When to Vote, When to Rewrite: Disagreement-Guided Strategy Routing for Test-Time Scaling

arXiv cs.AI / 4/30/2026

📰 NewsDeveloper Stack & InfrastructureIdeas & Deep AnalysisModels & Research

Key Points

  • The paper addresses how large reasoning models (LRMs) can be unreliable on difficult mathematical instances and how existing test-time scaling often has diminishing returns.
  • It finds that disagreement among outputs is a strong indicator of instance difficulty and prediction correctness, enabling more informed strategy choice at test time.
  • The authors propose a training-free, instance-level routing framework that selects among scaling strategies per input rather than uniformly spending more computation on every case.
  • The method uses lightweight resolution for consistent outputs, majority voting for moderate disagreement, and rewriting-based reformulation for highly ambiguous cases.
  • Experiments across seven math benchmarks and three models show 3%–7% accuracy gains while lowering sampling cost versus prior approaches.

Abstract

Large Reasoning Models (LRMs) achieve strong performance on mathematical reasoning tasks but remain unreliable on challenging instances.
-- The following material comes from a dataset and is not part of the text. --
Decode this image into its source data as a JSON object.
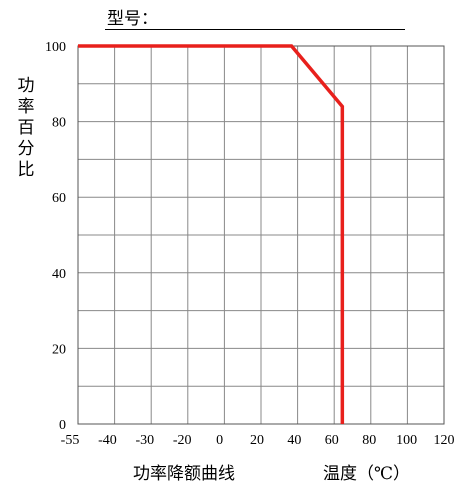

Existing test-time scaling methods, such as repeated sampling, self-correction, and tree search, improve performance at the cost of increased computation, yet often exhibit diminishing returns on hard problems. We observe that output disagreement is strongly correlated with instance difficulty and prediction correctness, providing a useful signal for guiding instance-level strategy selection at test time. Based on this insight, we propose a training-free framework that formulates test-time scaling as an instance-level routing problem, rather than allocating more computation within a single strategy, dynamically selecting among different scaling strategies based on output disagreement. The framework applies lightweight resolution for consistent cases, majority voting for moderate disagreement, and rewriting-based reformulation for highly ambiguous instances. Experiments on seven mathematical benchmarks and three models show that our method improves accuracy by 3% - 7% while reducing sampling cost compared to existing approaches.